A great deal of time and effort has gone into debating the use of the atomic bomb to end the war. Some say it was barbaric and unnecessary; others point to the fanatical zeal of Japanese defenders on Iwo Jima and Okinawa, and the potential horror of an invasion of the Japanese home islands as a good reason to end the war then and there. In a way, it is useless to debate the issue, for it has happened, the events were set in motion, and so many decades removed, the dry words of reports and history books cannot fill us with the urgency, the horror, the blood, and the pain of WWII to more than a peripheral degree. We were not there, at that time, had not suffered through the horror of what seemed like a never-ending succession of fights to the death.
Still, the immensity of this moment, when the most horrible of weapons was unleashed, cannot be over-looked, for it changed the world in ways we could not fathom at the time. It may have ended a hot war quickly and efficiently, but it also triggered a cold war, whose heat lay festering below the ground in silos, in the air aboard strategic bombers, and below the sea in ballistic missile submarines. The world after the end of WWII was a place of high drama, fear, panic, and tension, with the potential destruction of the whole world one flock of geese or one nervous leader away.

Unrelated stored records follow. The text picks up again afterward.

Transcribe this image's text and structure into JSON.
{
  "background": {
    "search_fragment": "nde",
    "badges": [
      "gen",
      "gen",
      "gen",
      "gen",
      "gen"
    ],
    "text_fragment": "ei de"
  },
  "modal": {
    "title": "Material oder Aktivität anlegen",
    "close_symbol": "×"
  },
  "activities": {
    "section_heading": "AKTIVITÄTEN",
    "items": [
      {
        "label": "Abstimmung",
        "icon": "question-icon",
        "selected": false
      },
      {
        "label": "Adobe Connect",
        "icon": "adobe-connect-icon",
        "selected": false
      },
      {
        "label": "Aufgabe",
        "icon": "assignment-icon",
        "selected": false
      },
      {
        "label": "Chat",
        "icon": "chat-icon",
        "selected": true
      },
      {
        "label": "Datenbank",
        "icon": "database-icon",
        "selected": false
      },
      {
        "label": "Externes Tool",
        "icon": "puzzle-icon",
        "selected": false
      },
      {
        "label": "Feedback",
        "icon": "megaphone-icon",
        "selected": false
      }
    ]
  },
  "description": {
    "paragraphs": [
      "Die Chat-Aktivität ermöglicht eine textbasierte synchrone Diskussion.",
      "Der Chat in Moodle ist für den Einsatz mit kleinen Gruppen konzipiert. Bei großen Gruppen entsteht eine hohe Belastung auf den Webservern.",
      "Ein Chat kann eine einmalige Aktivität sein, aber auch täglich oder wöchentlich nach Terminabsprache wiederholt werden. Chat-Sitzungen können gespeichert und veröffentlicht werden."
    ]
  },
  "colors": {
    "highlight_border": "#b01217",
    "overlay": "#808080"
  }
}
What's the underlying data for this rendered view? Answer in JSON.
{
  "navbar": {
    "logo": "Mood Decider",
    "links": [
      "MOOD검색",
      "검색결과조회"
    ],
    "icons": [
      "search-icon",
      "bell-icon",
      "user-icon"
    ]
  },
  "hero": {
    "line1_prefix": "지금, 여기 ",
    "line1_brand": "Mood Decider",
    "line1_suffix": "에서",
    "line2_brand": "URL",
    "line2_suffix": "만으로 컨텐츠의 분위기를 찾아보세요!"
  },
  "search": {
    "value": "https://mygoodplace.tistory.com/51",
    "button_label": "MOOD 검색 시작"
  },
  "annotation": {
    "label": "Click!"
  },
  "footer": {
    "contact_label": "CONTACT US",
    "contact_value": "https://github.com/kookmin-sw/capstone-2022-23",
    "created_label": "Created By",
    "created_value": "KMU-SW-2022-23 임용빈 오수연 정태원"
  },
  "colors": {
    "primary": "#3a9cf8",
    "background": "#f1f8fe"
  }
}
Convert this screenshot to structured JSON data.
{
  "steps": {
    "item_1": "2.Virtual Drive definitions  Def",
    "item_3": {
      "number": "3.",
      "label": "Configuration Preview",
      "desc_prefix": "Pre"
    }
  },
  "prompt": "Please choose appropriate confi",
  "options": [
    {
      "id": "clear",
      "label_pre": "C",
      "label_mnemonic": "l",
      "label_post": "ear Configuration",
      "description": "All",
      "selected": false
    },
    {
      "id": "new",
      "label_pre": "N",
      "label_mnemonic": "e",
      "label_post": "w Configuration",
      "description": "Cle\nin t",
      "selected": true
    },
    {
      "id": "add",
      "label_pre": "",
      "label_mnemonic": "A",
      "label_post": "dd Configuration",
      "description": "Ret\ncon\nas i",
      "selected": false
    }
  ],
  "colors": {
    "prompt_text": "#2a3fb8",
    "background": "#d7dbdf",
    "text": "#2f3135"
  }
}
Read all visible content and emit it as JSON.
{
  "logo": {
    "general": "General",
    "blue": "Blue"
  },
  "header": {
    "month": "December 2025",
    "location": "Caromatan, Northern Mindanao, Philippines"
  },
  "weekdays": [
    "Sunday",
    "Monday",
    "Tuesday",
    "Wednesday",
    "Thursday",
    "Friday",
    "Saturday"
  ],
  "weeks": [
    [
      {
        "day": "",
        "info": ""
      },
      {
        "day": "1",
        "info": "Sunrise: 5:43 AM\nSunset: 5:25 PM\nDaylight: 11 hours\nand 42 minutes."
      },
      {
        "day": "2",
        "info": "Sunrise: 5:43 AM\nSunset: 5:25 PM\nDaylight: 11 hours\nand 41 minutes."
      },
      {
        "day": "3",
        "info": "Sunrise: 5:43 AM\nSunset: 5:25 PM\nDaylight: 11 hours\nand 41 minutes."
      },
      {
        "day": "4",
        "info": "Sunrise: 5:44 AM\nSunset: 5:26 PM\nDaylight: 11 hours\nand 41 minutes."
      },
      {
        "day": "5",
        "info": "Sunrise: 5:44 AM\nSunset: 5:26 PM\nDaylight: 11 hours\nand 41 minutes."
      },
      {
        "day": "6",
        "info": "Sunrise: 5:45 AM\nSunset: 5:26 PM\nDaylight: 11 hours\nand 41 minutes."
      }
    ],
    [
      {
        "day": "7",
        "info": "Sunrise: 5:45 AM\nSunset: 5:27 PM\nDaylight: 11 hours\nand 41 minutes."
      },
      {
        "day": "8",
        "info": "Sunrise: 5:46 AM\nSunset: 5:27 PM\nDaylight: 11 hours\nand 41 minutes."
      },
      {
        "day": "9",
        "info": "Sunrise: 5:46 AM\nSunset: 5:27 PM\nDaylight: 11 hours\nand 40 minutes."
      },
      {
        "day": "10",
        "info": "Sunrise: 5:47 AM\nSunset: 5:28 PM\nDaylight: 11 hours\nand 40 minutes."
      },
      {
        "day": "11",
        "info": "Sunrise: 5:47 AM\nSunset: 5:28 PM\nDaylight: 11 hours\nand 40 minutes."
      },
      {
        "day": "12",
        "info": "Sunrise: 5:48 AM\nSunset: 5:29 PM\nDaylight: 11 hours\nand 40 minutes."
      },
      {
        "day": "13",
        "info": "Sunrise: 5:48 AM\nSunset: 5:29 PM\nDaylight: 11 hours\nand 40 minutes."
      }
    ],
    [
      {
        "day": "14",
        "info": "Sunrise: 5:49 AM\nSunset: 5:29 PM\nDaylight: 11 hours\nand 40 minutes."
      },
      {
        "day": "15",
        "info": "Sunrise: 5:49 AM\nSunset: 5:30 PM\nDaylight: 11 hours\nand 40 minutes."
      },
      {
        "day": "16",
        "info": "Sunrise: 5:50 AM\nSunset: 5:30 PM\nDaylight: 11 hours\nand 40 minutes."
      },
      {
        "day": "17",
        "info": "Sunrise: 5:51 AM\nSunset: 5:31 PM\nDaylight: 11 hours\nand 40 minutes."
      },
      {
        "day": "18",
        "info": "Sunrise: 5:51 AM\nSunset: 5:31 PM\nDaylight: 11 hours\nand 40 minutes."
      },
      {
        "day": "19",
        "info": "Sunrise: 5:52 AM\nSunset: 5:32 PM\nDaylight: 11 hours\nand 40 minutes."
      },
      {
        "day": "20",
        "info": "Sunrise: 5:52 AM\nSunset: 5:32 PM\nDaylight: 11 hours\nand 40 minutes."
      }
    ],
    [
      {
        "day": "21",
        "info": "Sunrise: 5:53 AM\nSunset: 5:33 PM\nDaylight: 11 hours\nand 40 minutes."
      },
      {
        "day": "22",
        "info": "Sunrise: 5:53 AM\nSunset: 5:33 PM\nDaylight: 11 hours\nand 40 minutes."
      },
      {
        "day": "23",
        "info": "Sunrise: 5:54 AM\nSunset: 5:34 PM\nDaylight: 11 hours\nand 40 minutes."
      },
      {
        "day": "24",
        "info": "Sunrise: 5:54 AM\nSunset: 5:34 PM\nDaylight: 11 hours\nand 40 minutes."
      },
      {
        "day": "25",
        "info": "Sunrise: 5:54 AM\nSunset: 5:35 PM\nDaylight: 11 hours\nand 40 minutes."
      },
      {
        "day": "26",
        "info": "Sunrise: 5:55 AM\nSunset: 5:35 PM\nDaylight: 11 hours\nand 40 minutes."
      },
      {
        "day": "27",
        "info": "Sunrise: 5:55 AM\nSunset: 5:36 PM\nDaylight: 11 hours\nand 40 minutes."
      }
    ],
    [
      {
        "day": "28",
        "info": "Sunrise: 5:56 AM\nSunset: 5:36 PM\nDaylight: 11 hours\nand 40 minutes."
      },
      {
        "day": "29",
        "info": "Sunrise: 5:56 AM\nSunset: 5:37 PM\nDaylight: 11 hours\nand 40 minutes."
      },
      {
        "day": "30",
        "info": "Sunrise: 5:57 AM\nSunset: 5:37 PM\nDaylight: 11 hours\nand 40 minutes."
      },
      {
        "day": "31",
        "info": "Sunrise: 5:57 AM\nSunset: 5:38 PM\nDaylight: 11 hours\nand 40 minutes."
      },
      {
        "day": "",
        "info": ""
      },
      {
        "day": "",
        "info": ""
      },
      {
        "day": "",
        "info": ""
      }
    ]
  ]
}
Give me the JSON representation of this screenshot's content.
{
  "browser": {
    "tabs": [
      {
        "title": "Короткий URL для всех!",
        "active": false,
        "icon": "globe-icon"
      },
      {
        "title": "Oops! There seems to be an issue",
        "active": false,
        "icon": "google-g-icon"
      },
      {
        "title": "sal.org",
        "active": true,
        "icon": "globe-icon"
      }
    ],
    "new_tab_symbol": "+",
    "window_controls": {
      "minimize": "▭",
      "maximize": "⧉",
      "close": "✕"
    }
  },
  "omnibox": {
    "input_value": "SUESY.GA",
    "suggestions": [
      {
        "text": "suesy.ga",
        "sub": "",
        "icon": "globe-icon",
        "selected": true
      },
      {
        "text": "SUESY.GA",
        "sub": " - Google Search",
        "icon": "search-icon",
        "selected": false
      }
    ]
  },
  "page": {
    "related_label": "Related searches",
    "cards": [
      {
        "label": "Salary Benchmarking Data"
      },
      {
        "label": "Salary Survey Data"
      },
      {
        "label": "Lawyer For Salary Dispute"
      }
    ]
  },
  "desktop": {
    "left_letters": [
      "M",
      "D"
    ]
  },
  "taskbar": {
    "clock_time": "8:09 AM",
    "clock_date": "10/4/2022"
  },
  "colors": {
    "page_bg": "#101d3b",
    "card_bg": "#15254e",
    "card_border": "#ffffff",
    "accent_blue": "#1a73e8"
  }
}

Let us pause to remember the needless deaths of Hiroshima, from the standpoint of a war the Japanese need not have fought, and the United States needed to end, but perhaps not in such a way as this. We cannot rewrite the pages of history, undo the moment, resurrect the dead, but we can remember all that came and passed at that moment, and use it as the fuel to vow that we will never allow conflict to attain that level again, and we will strive to whatever lengths we must to maintain peace. Let this anniversary serve as a re-dedication of our efforts to bring humanity together as one, to live in peace and harmony for all time.